Each of these subspecies have minimal patterning on their dorsal surface with colours that match the colours of their surrounding environment. This in turn allows for this species to camouflage into its surrounding habitat of light to darker coloured sands. Which reduces the likelihood of being spotted by predators such as foxes. Each subspecies have short limbs with small claws. However, each of them have one longer toe on their hind legs. This aids them in the manoeuvring through the sandy surfaces into spinifex grasses and climbing up the branches of trees.

=== Behaviour ===
Each of the C. melanops have a solitary, nocturnal behaviour pattern and is typically most active within the late evenings and into the night. These skinks can have a tendency to be spotted within open environments such as roads and walking tracks when hunting for prey. However, they can also have a habit of hiding under rocks or low vegetation such as spinifex grasses where it is able to evade predators and wait for oncoming prey.

=== Reproduction ===
This species reproduces sexually through the means of ovoviviparous. C. melanops typically can produce up to three live young at a time. With this species producing a higher number of offspring it can allow for a greater chance of the young's survival within the harsh and arid habitats.

=== Diet ===
The C. melanops can have a varied diet of selected vegetation and insects. However, this species of C. melanops is considered to be a carnivore. As its primary food source consists of spiders, termites, grasshoppers, beetles and moths. Due to most of the primary habitat for these insects being around low bearing vegetation the correlation of this species survival is also dependent on these vegetation types. A main reason why this species will occasionally feed on flora. Is primarily because water supplies within arid areas of Australia are very limited. As a result, this species has adapted to feeding on fleshy leaves and some fruit for a source of water.

== Conservation status ==
As of 2021 the Scientific committee, within the New South Wales (NSW) Government, stated that the species C. melanops elongatus has been categorised as an "Endangered Species under Part 1 of the threatened species Conservation Act of 1995. While also listing another species of close relation (Günther's Skink) as a "Vulnerable Species" under part 2 of the Act.

The international classification for the species remains least concern.

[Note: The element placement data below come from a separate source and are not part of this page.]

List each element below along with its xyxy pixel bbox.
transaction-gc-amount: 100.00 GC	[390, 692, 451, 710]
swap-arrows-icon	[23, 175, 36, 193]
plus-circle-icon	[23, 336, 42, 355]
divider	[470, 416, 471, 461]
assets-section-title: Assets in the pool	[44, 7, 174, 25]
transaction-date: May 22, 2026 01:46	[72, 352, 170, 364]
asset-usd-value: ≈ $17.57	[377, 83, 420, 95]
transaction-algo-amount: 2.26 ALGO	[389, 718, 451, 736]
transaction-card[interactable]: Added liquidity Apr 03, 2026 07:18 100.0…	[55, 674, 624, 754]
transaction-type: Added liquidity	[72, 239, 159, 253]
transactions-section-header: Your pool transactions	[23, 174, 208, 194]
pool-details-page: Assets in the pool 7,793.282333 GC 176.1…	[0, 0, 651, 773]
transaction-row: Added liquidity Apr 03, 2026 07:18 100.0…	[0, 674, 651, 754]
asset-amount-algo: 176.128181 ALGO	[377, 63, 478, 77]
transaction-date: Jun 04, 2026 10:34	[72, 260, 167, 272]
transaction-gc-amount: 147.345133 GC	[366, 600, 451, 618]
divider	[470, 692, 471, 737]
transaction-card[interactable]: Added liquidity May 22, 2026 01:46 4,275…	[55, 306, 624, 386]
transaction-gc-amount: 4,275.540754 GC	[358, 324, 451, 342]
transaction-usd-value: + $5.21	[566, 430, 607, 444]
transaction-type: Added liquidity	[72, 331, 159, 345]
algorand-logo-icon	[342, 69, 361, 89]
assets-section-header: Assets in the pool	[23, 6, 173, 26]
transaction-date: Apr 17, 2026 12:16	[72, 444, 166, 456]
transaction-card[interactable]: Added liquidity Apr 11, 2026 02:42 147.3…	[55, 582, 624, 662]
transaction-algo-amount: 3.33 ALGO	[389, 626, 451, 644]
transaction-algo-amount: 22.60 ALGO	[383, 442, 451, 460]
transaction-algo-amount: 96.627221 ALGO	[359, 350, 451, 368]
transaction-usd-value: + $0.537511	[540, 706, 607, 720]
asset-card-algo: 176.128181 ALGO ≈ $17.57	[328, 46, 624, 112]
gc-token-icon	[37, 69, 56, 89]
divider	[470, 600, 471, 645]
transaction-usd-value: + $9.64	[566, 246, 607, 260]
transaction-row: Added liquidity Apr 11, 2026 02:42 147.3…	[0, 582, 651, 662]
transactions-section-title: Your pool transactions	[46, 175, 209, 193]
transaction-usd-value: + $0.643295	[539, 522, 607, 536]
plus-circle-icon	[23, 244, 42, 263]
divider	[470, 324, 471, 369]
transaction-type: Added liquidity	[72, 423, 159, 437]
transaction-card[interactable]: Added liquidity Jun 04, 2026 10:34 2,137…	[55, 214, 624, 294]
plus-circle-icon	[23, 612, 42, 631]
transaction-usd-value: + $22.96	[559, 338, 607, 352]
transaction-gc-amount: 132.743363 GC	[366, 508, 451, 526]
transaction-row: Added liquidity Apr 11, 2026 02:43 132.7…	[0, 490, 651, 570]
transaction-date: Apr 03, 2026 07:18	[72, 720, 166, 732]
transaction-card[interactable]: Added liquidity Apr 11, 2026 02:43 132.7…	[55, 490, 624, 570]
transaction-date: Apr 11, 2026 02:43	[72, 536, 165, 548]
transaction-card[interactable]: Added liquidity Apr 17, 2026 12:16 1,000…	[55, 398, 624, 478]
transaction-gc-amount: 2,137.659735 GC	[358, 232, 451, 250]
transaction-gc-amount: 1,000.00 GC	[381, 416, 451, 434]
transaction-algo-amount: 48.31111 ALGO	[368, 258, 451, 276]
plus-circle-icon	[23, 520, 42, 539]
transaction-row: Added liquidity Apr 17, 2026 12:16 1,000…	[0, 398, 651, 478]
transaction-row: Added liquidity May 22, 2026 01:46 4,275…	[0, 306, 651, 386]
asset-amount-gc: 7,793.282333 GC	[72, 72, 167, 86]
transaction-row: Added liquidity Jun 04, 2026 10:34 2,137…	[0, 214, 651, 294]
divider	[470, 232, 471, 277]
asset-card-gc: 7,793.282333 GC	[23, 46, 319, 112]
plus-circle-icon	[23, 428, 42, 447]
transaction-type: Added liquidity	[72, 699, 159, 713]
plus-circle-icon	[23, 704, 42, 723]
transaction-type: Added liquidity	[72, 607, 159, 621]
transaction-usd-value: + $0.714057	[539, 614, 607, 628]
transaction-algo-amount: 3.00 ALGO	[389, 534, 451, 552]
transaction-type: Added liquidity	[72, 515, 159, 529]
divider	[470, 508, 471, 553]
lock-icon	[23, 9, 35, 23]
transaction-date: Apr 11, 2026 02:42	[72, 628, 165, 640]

== Evolutionary relationships- distinguishing features ==
This species is closely related to the blue-tongued skinks (Austin & Arnold 2006) and the Cyclodomorphus branchialis (C.branchialis) species, through the Günther's Skink genus. However, the primary distinguishing difference between the C.branchialis and the C. melanops species, is that the spinifex skink has a greater amount of scales on its body. As it can have over 24 midbody scales and 62-80 paravertebral scales. In turn providing a distinguishing factor made between the C.branchialis and blue-tongue lizard species.